## INTEL CONFIDENTIAL

# 1. Describe in detail what the components of the invention are and how the invention works?

#### INVENTION

As long as computer generated graphics are represented by a finite number of screen pixels, there will be some visual anomalies called the jaggies or staircasing, a phenomenon known as aliasing. The application of techniques that reduce aliasing is called anti-aliasing, of which full-scene anti-aliasing via supersampling is one of these techniques. Other anti-aliasing methods include sub-pixel computations, edge blending, and color accumulation.

Supersampling is a simple approach to full-scene anti-aliasing in which the original scene is rendered at a higher resolution and then filtered down to the original screen resolution. This in effect raises the Nyquist limit, which simply shifts the aliasing effect up to a higher spatial frequency. Though the technique does not eliminate aliasing completely, the method is simple and widely used by many-3D graphics accelerators today. However, there are some performance drawbacks when this technique is employed, namely the extra processing, and memory storage and bandwidth required to render the image at k times the original resolution and later filtered down. Supersampling two times in each of x and y directions (k=4) results in four time of processing, storage, and bandwidth. This patent describes an efficient implementation of supersampling without incurring extra memory storage and bandwidth by using a tile-based rendering architecture in conjunction with a unified graphics cache.

In a tile-based rendering architecture with a unified graphics cache model, the color and depth values for pixels inside each tile are stored in the "Graphics Color/Z" partition of the unified cache (Figure 1).

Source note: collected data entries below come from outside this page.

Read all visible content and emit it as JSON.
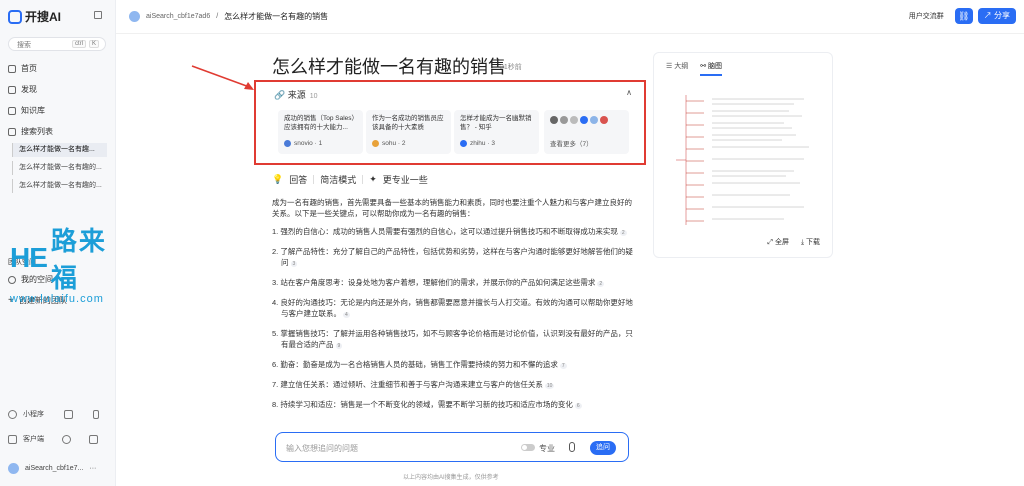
{
  "app": {
    "name": "开搜AI"
  },
  "sidebar": {
    "search_placeholder": "搜索",
    "kbd_ctrl": "ctrl",
    "kbd_k": "K",
    "nav": [
      {
        "label": "首页",
        "icon": "home-icon"
      },
      {
        "label": "发现",
        "icon": "compass-icon"
      },
      {
        "label": "知识库",
        "icon": "book-icon"
      },
      {
        "label": "搜索列表",
        "icon": "list-icon"
      }
    ],
    "history": [
      "怎么样才能做一名有趣...",
      "怎么样才能做一名有趣的...",
      "怎么样才能做一名有趣的..."
    ],
    "team_header": "团队空间",
    "my_space": "我的空间",
    "create_team": "创建新的团队",
    "mini_program": "小程序",
    "customer_service": "客户端",
    "user_name": "aiSearch_cbf1e7..."
  },
  "watermark": {
    "logo_letters": "HE",
    "cn": "路来福",
    "url": "www.lulaifu.com"
  },
  "topbar": {
    "session_name": "aiSearch_cbf1e7ad6",
    "separator": "/",
    "page_title": "怎么样才能做一名有趣的销售",
    "community_label": "用户交流群",
    "share_label": "分享"
  },
  "question": {
    "title": "怎么样才能做一名有趣的销售",
    "elapsed": "21秒前"
  },
  "sources": {
    "label": "来源",
    "count": "10",
    "cards": [
      {
        "title": "成功的销售（Top Sales）应该拥有的十大能力...",
        "site": "snovio · 1",
        "color": "#4a7bd8"
      },
      {
        "title": "作为一名成功的销售员应该具备的十大素质",
        "site": "sohu · 2",
        "color": "#e8a23a"
      },
      {
        "title": "怎样才能成为一名幽默销售？ - 知乎",
        "site": "zhihu · 3",
        "color": "#2a6df4"
      }
    ],
    "more_label": "查看更多（7）"
  },
  "modes": {
    "answer": "回答",
    "concise": "简洁模式",
    "pro": "更专业一些"
  },
  "answer": {
    "intro": "成为一名有趣的销售，首先需要具备一些基本的销售能力和素质，同时也要注重个人魅力和与客户建立良好的关系。以下是一些关键点，可以帮助你成为一名有趣的销售：",
    "items": [
      {
        "text": "1. 强烈的自信心：成功的销售人员需要有强烈的自信心，这可以通过提升销售技巧和不断取得成功来实现",
        "cite": "2"
      },
      {
        "text": "2. 了解产品特性：充分了解自己的产品特性，包括优势和劣势，这样在与客户沟通时能够更好地解答他们的疑问",
        "cite": "3"
      },
      {
        "text": "3. 站在客户角度思考：设身处地为客户着想，理解他们的需求，并展示你的产品如何满足这些需求",
        "cite": "2"
      },
      {
        "text": "4. 良好的沟通技巧：无论是内向还是外向，销售都需要愿意并擅长与人打交道。有效的沟通可以帮助你更好地与客户建立联系。",
        "cite": "4"
      },
      {
        "text": "5. 掌握销售技巧：了解并运用各种销售技巧，如不与顾客争论价格而是讨论价值，认识到没有最好的产品，只有最合适的产品",
        "cite": "9"
      },
      {
        "text": "6. 勤奋：勤奋是成为一名合格销售人员的基础，销售工作需要持续的努力和不懈的追求",
        "cite": "7"
      },
      {
        "text": "7. 建立信任关系：通过倾听、注重细节和善于与客户沟通来建立与客户的信任关系",
        "cite": "10"
      },
      {
        "text": "8. 持续学习和适应：销售是一个不断变化的领域，需要不断学习新的技巧和适应市场的变化",
        "cite": "6"
      }
    ]
  },
  "input": {
    "placeholder": "输入您想追问的问题",
    "pro_label": "专业",
    "send_label": "追问"
  },
  "footer": {
    "disclaimer": "以上内容均由AI搜集生成，仅供参考"
  },
  "panel": {
    "tab_outline": "大纲",
    "tab_mindmap": "脑图",
    "fullscreen": "全屏",
    "download": "下载"
  },
  "colors": {
    "accent": "#2a6df4",
    "highlight_border": "#e03b32",
    "watermark": "#1c9ed8"
  }
}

The tile size is determined based on the color and depth formats and the size of the unified graphics cache. For instance, a 64KB unified graphics cache can accommodate a tile size of 128x64 pixels, each pixel consisted of 32bit color and depth values. Besides color and depth data, the unified graphics cache also stores the texture data.

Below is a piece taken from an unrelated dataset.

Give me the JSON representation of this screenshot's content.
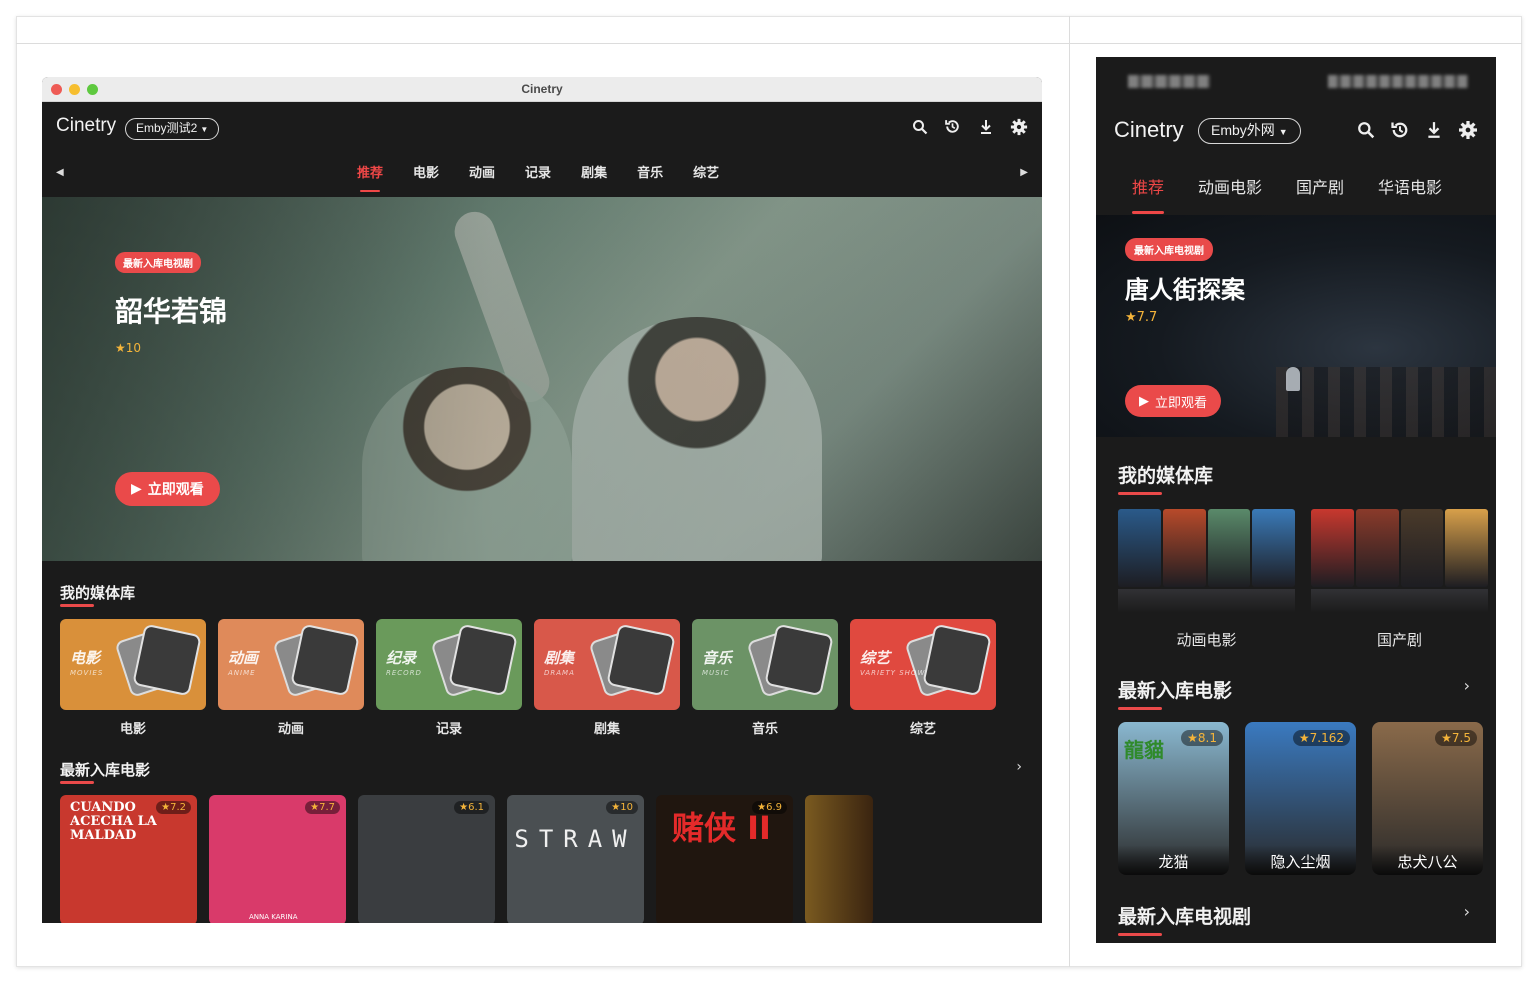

Figure 1: A L2 Sharing Model in an integrated microprocessor using tile-based 3D rendering architecture

Under a tile-based rendering architecture, each tile is render one at a time. The "Graphics Color/Z" cache is large enough to fulfill intermediate color and Z data accesses for all triangles that fall inside the tile. The color and Z data are written back to the external frame buffer after the last triangle in the tile finishes rendering. All pixels in the tile are then considered complete, and will not be rendered again. The purpose of this invention is to exploit the benefit of a tile-based architecture in conjunction with the micro-architectural features of a unified graphics cache to perform supersampling efficiently.

The patent covers efficient implementation of supersampling by eliminating the extra memory storage and bandwidth requirements using the unified graphics cache model. Figure 2 below describes the data flow when supersampling is enabled. For simplicity, a value of k = 4 is assumed by supersampling 2x in both X and Y directions. The technique is equally applicable to any other k values. Additionally, the "physical" tile size is assumed to be 128x64, and polygons are software-binned into a "virtual" tile size of 64x32.

EXHIBIT A

April, 1997

REV. 12 (idfrev12,doc)

## INTEL CONFIDENTIAL



Figure 2: Data Flow Diagram for Efficient Supersampling Using Tile-Based Rendering with a Unified Graphics Cache

- 1. Polygons, already binned into tiles, are received in their original forms into the graphics core, but are internally amplified 4x of its original size. This is achieved through the viewport transformation supported by the graphics setup engine.
- 2. The enlarged polygons are tile-based rendered into the "GFX C/Z Tile Buffer" in the unified graphics cache (red line #1). Texture data for polygons being rendered are accessed from the "GFX Texture Cache" if hits occur to the cache (pink line #2).
- 3. After the last triangle in the tile finishes rendering, the "GFX C/Z Tile Buffer" contains the complete image of the tile that is 4x of its original tile size.
- 4. A stretch BLT is performed to down sample the image from the virtual tile down to the physical tile size. This is accomplished by rendering a rectangle (made up of two polygons) of the size equal to that of the physical tile size. The supersampled image in the virtual tile (still stored in the "GFX C/Z Tile Buffer") is considered the source of the stretch BLT, while the destination is allocated in the external memory. Internally, the micro-architecture treats the source of the stretch BLT as a texture map for the destination rectangle (blue line #3). The "GFX Texture Cache" is kept undisturbed to maintain good utilization of the texture data across tiles.
- 5. While the stretch BLT is occurring and its results being written out to the "External Memory" (green line #4), rendering of the next tile can begin in the pipelined engine.

### **ADVANTAGES**

Using a tile-based rendering and a unified graphics cache architecture, efficient anti-aliased (via supersampling) images can be created without increasing the external memory storage and bandwith requirements. This is achieved through the use of the unified graphics cache that provides a temporary storage for the supersampled image to be later filtered down (through streatch BLT). In this way, only the final Image of the original size needs to be written out and stored in the external frame buffer. On the contrary, a non-tiled based rendering engine must first render the entire supersampled image to a memory surface of the size of k times of the original screen resolution before the downsampling can occur. Typically, this memory is too large to be implemented on-chip which leads to an increase in the memory storage and bandwidth requirements.

This invention is valuable to an integrated microprocessor targeting the Value PC segment where cost is a primary concern. Because of the cost constraint, the memory subsystem bandwidth is often limited due to the number of memory channels available. By avoiding extra memory bandwidth and storage requirements, an integrated microprocessor can take advantages of the unified graphics cache and the tile-based rendering architecture to render images with full-scene antialiasing feature enabled with a minimal performance penalty.

40,